No fim do ano, foram consagrados: um arco junto ao templo de Saturno, pela recuperação dos estandartes perdidos com Varo, sob o comando de Germânico e os auspícios de Tibério; um templo de Fors Fortuna, junto ao Tibre, nos jardins que César, o ditador, legara ao povo romano; um santuário à gente Júlia e estátuas ao divino Augusto em Bovilas. No consulado de Caio Célio e Lúcio Pompônio, Germânico César, no sétimo dia antes das calendas de junho, triunfou sobre os queruscos, os catos, os angrivários e as demais nações que habitam até o Elba. Foram conduzidos despojos, prisioneiros, representações de montanhas, rios e batalhas; e a guerra, porque ele fora impedido de concluí-la, foi tida como concluída. A admiração dos espectadores crescia com a notável beleza dele e com o carro carregado de seus cinco filhos. Mas havia por baixo um temor oculto, ao recordarem que o favor do povo não fora próspero para Druso, seu pai, e que Marcelo, tio dele, arrebatado ainda jovem em meio ao ardente entusiasmo da plebe, mostrava como eram breves e infaustos os amores do povo romano.

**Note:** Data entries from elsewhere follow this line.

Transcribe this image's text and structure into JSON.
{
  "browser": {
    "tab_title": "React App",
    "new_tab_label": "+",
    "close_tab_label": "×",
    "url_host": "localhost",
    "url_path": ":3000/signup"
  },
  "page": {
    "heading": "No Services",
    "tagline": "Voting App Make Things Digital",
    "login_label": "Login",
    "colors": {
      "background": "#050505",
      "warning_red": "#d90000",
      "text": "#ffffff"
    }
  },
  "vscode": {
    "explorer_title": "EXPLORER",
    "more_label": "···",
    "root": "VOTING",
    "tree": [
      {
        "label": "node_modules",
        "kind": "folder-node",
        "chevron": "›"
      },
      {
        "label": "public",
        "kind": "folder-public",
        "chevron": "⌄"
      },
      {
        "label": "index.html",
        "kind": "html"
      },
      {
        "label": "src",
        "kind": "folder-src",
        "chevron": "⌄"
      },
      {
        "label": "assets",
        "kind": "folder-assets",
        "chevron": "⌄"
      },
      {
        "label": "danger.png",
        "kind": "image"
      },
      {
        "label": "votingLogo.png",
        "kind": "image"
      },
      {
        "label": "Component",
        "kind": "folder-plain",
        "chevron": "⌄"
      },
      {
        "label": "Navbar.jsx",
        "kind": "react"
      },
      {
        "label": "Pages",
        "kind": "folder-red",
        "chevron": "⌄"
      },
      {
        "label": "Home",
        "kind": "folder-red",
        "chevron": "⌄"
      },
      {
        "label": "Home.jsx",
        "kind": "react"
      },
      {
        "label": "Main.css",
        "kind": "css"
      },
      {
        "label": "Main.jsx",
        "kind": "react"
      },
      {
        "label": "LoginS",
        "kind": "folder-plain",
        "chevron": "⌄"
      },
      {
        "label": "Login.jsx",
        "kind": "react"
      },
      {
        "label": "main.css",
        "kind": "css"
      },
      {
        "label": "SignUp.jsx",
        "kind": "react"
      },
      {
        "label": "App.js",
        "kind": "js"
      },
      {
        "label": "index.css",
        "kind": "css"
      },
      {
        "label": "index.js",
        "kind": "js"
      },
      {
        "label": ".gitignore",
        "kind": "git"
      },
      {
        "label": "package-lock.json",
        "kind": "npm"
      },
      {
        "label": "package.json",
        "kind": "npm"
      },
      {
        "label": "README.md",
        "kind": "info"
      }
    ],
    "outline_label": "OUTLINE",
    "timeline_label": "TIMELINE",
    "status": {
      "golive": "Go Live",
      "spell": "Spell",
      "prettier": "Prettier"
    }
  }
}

De resto, Tibério, em nome de Germânico, deu trezentos sestércios a cada um da plebe e designou-se colega no consulado dele. Mesmo assim, não tendo obtido o crédito de um afeto sincero, decidiu afastar o jovem sob a aparência de honra, e inventou pretextos ou se apoderou ávido dos que o acaso lhe oferecia. O rei Arquelau possuía a Capadócia havia cinquenta anos, odiado por Tibério porque não lhe prestara nenhuma deferência quando ele estava em Rodes. E Arquelau não fora omisso por soberba, mas advertido pelos íntimos de Augusto, porque, na época em que Caio César florescia e fora enviado aos negócios do Oriente, a amizade de Tibério era tida por perigosa. Quando, extinta a descendência dos Césares, Tibério alcançou o poder, atraiu Arquelau por uma carta da mãe, que, sem dissimular as ofensas do filho, oferecia clemência se ele viesse suplicá-la. Arquelau, ignorante da cilada ou, caso se cresse que a percebia, temendo a violência, apressou-se à cidade; recebido com dureza pelo príncipe e logo acusado no senado, não por causa dos crimes que se forjavam, mas por angústia, ao mesmo tempo cansado pela velhice e porque para os reis o tratamento de igual, quanto mais o de inferior, era insólito, pôs fim à vida por vontade própria ou pelo destino. O reino foi reduzido a província, e César, declarando que com suas rendas se poderia aliviar o imposto da centésima, fixou para o futuro a ducentésima. Por esse mesmo tempo, mortos Antíoco, rei dos comagenos, e Filopátor, rei dos cilícios, as nações se agitavam, a maioria desejando o domínio romano, outras o domínio dos reis; e as províncias da Síria e da Judeia, esgotadas pelos encargos, pediam a redução do tributo.